In the Marcellus Shale Documentary Project, photographers take a nuanced approach to a complex topic | Community Profile | Pittsburgh | Pittsburgh City Paper

In the Marcellus Shale Documentary Project, photographers take a nuanced approach to a complex topic

This powerful and well-conceived exhibition addresses a timely issue with intelligence and honesty

In this photo by Lynn Johnson, Devon Navarro shows his coveralls stained by black fracking chemicals. Navarro, who has a family of six, has since lost his job after a downturn in gas prices.
In this photo by Lynn Johnson, Devon Navarro shows his coveralls stained by black fracking chemicals. Navarro, who has a family of six, has since lost his job after a downturn in gas prices.

In the Marcellus Shale Documentary Project exhibition, on display now at Filmmakers Galleries, hangs a picture by Scott Goldsmith, of a train carrying transport pipes for gas drilling; across the river sits Braddock and U.S. Steel's Edgar Thomson Works. Surrounded by images that describe the growth of the Marcellus Shale gas industry and its effects on Pennsylvania communities, this picture makes a visual connection between the region's industrial past and present. Same as it ever was: Industry continues to define our society's growth even as it is defined by the way we think about the short and long term. Industrial practices still shape individual lives in ways both beneficial and harmful, both intentional and unintentional.

The Marcellus Shale Documentary Project is a collaborative effort by six photographers (five of whom live in Pennsylvania) to document the impact of the gas industry in Pennsylvania over the last two years. Curated by Pittsburgh Center for the Arts director Laura Domencic, this powerful and well-conceived exhibition addresses a timely issue with intelligence and honesty, and with an exceptionally high standard of visual storytelling. (Photographs from the project are also available, in different edits, as a book and online.) The exhibition's introductory text notes: "Politically and socially, lines have been drawn. … You are, it seems, either for or against [gas drilling]." To the credit of the photographers and organizers, the project addresses the nuances of a complex situation, taking it far beyond a simple question of "for" or "against." 

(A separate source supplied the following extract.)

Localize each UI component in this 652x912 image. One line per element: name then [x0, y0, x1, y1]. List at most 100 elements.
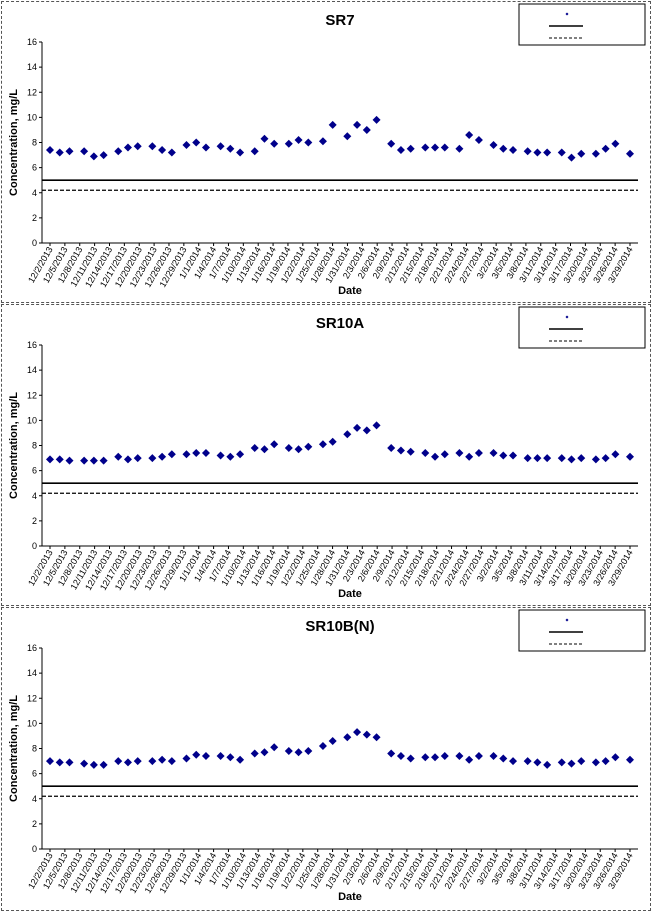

In the Marcellus Shale Documentary Project, photographers take a nuanced approach to a complex topic
In a photo by Nina Berman, taken in Springville, Susquehanna County, the glow from a methane flare illuminates an otherwise darkened road.

The entrance features photographs by Nina Berman that suggest powerful physical tensions: Methane bubbles through river water, rashes break a child's skin, a protester is compressed against a window. Tap water swirls grey and a methane flare lights the sky orange. The elements are disrupted; what's expected to be naturally clear and clean has been grimly stressed, transformed, unnaturally enlivened. In the midst of it all is a bright picture of a teen-age girl with a soap bubble, just bursting. Her water is contaminated, the caption tells us; the bursting bubble resonates visually with the surrounding distortions.

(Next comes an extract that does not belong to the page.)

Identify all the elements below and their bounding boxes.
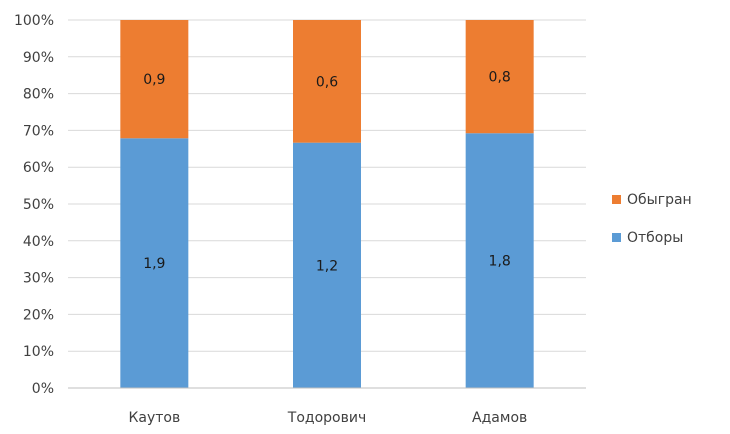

Brian Cohen's pictures present a different contrast, describing the struggles of families dealing firsthand with the economic and environmental changes brought on by gas drilling. One has been able to save their farm by leasing land for drilling at the cost of broken relationships with their neighbors; another fights illness and contamination. These pictures are juxtaposed with panoramic views of pastoral Western Pennsylvania landscapes, familiar but for the presence of drilling machinery sitting discretely behind trees or over a hill. One rig overlooks Pittsburgh Mills mall in Tarentum.

Goldsmith's wide-ranging exploration gives us a look at the workers and worksites, and lays out the visible aspects of the drilling process, while at the same time offering glimpses into the lives of one family that has been severely affected by drilling. Martha Rial's images position a geographically spreading drilling industry alongside a small family farm, noting the increasing encroachment of the former on the latter, as well as such new phenomena as the growth of woman-owned businesses serving the gas industry.

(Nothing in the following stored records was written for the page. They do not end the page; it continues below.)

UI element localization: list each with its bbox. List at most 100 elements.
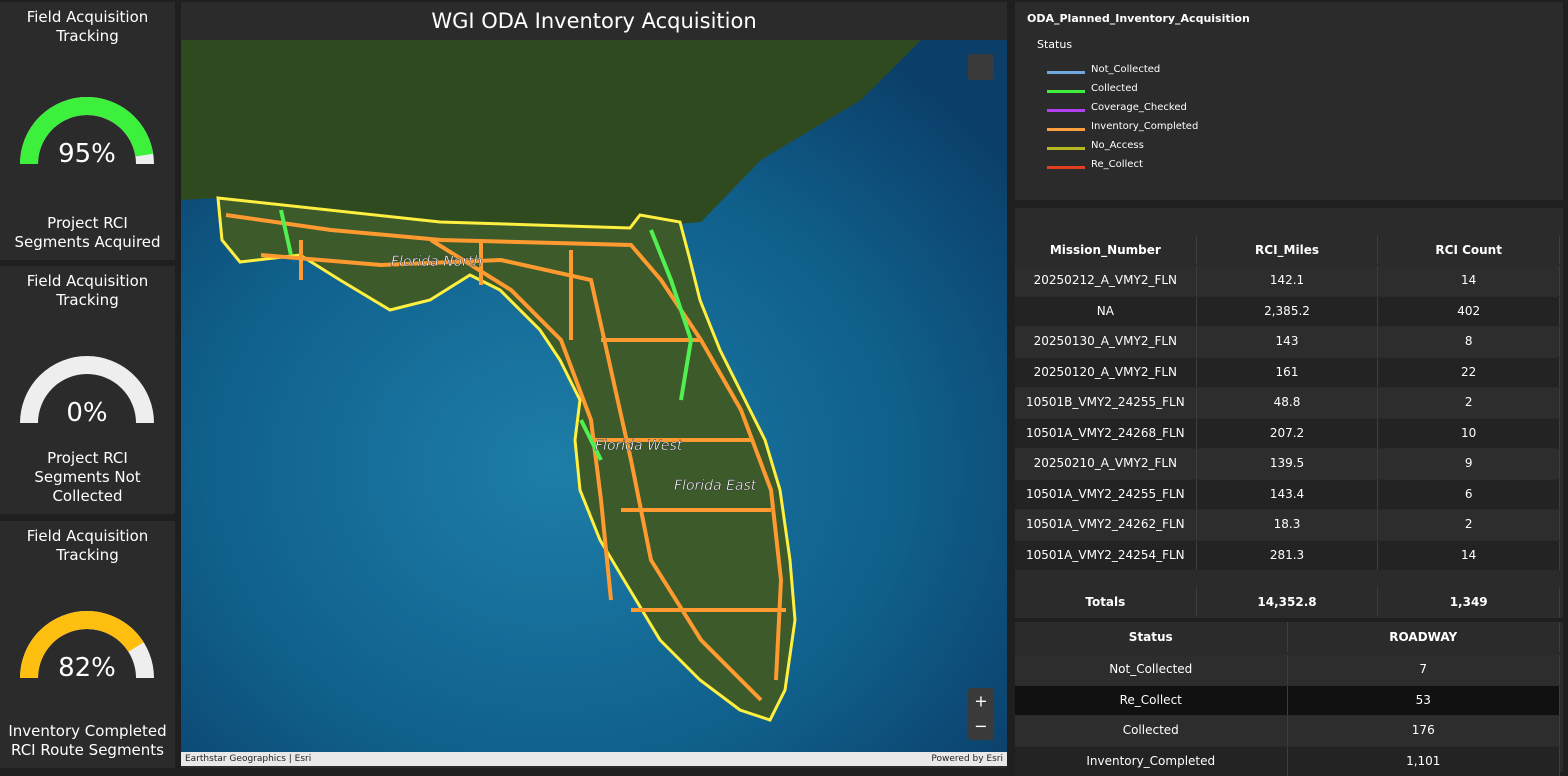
cell: 10501A_VMY2_24255_FLN	[1015, 480, 1197, 510]
cell: RCI Count	[1378, 236, 1560, 264]
cell: 402	[1378, 297, 1560, 327]
cell: Not_Collected	[1015, 655, 1288, 685]
zoom-out[interactable]: −	[974, 717, 987, 736]
legend-swatch	[1047, 109, 1085, 112]
legend-label: No_Access	[1091, 140, 1144, 151]
legend-swatch	[1047, 128, 1085, 131]
cell: 20250210_A_VMY2_FLN	[1015, 449, 1197, 479]
legend-label: Inventory_Completed	[1091, 121, 1198, 132]
zoom-in[interactable]: +	[974, 692, 987, 711]
gauge-value: 0%	[66, 398, 107, 428]
gauge-title: Field Acquisition Tracking	[0, 8, 175, 46]
cell: 207.2	[1197, 419, 1379, 449]
map: + − Florida North Florida West Florida Eas…	[181, 40, 1007, 752]
cell: 139.5	[1197, 449, 1379, 479]
cell: 161	[1197, 358, 1379, 388]
gauge-subtitle: Inventory Completed RCI Route Segments	[0, 722, 175, 760]
gauge-panel: Field Acquisition Tracking Inventory Comp…	[0, 521, 175, 768]
attribution-bar: Earthstar Geographics | Esri Powered by …	[181, 752, 1007, 766]
cell: 8	[1378, 327, 1560, 357]
map-title: WGI ODA Inventory Acquisition	[181, 2, 1007, 40]
cell: 22	[1378, 358, 1560, 388]
cell: 7	[1288, 655, 1561, 685]
cell: 281.3	[1197, 541, 1379, 571]
cell: 2,385.2	[1197, 297, 1379, 327]
region-label: Florida West	[595, 438, 683, 454]
legend-label: Coverage_Checked	[1091, 102, 1187, 113]
cell: NA	[1015, 297, 1197, 327]
region-label: Florida East	[674, 478, 757, 494]
legend-label: Re_Collect	[1091, 159, 1143, 170]
cell: RCI_Miles	[1197, 236, 1379, 264]
cell: 20250212_A_VMY2_FLN	[1015, 266, 1197, 296]
legend-label: Not_Collected	[1091, 64, 1160, 75]
cell: 10	[1378, 419, 1560, 449]
cell: 18.3	[1197, 510, 1379, 540]
cell: Re_Collect	[1015, 686, 1288, 716]
gauge: 82%	[0, 596, 175, 706]
gauge: 95%	[0, 82, 175, 192]
cell: 10501B_VMY2_24255_FLN	[1015, 388, 1197, 418]
cell: 14	[1378, 541, 1560, 571]
cell: 10501A_VMY2_24262_FLN	[1015, 510, 1197, 540]
cell: 10501A_VMY2_24268_FLN	[1015, 419, 1197, 449]
cell: 53	[1288, 686, 1561, 716]
gauge-value: 95%	[58, 139, 116, 169]
gauge-title: Field Acquisition Tracking	[0, 527, 175, 565]
powered-by: Powered by Esri	[931, 752, 1003, 766]
cell: Status	[1015, 622, 1288, 652]
cell: 176	[1288, 716, 1561, 746]
cell: 9	[1378, 449, 1560, 479]
cell: 20250120_A_VMY2_FLN	[1015, 358, 1197, 388]
cell: 2	[1378, 510, 1560, 540]
legend-swatch	[1047, 147, 1085, 150]
cell: 143	[1197, 327, 1379, 357]
collapse-button[interactable]	[968, 54, 994, 80]
cell: 2	[1378, 388, 1560, 418]
cell: 48.8	[1197, 388, 1379, 418]
gauge-title: Field Acquisition Tracking	[0, 272, 175, 310]
legend-title: ODA_Planned_Inventory_Acquisition	[1027, 12, 1250, 25]
cell: Mission_Number	[1015, 236, 1197, 264]
cell: 20250130_A_VMY2_FLN	[1015, 327, 1197, 357]
gauge-subtitle: Project RCI Segments Not Collected	[0, 449, 175, 506]
cell: 6	[1378, 480, 1560, 510]
gauge: 0%	[0, 341, 175, 451]
gauge-value: 82%	[58, 653, 116, 683]
legend-panel: ODA_Planned_Inventory_Acquisition Status…	[1015, 2, 1563, 200]
gauge-panel: Field Acquisition Tracking Project RCI Se…	[0, 2, 175, 260]
legend-label: Collected	[1091, 83, 1138, 94]
cell: 14,352.8	[1197, 587, 1379, 617]
cell: 143.4	[1197, 480, 1379, 510]
attribution: Earthstar Geographics | Esri	[185, 752, 311, 766]
cell: 142.1	[1197, 266, 1379, 296]
cell: 1,349	[1378, 587, 1560, 617]
legend-swatch	[1047, 71, 1085, 74]
cell: Collected	[1015, 716, 1288, 746]
gauge-subtitle: Project RCI Segments Acquired	[0, 214, 175, 252]
map-panel: WGI ODA Inventory Acquisition + − Florid…	[181, 2, 1007, 768]
cell: 14	[1378, 266, 1560, 296]
region-label: Florida North	[391, 254, 482, 270]
cell: ROADWAY	[1288, 622, 1561, 652]
legend-swatch	[1047, 166, 1085, 169]
cell: Totals	[1015, 587, 1197, 617]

Just as the gas pipelines radiate outward, so do the social effects of drilling. Lynn Johnson's pictures show how far-reaching the consequences are: Residents of a trailer park deal with eviction after the park is bought by a water-extraction company; an activist minister serves a congregation that includes gas workers and their families; a gas worker loses his job when gas prices fall. The exhibition ends with a series of large prints by Noah Addis, studied pictures of infrastructure alternating with larger-than-life portraits of individuals who suspect that their water was contaminated after drilling took place nearby.

The last picture in the show is Addis' intense portrait of Frank McIntyre. McIntyre was also one of Cohen's subjects, photographed in his kitchen, having retreated to escape a wind that burned his throat. In Addis's photograph, we know McIntyre differently, his enigmatic expression suggesting both accusation and disbelief.

The success of the show is in Domencic's ability to play to the strengths of each photographer's mode of engagement, and in the photographers' willingness to address the complexity of the issues. The overall effect is not of a single, concerted point of view, but rather, of six distinct perspectives, each defining the subject in its own way, and each using pictures and words to stimulate a different kind of knowledge. The resulting examination is a study of how everyday life is transformed under the shadow of the drilling rig.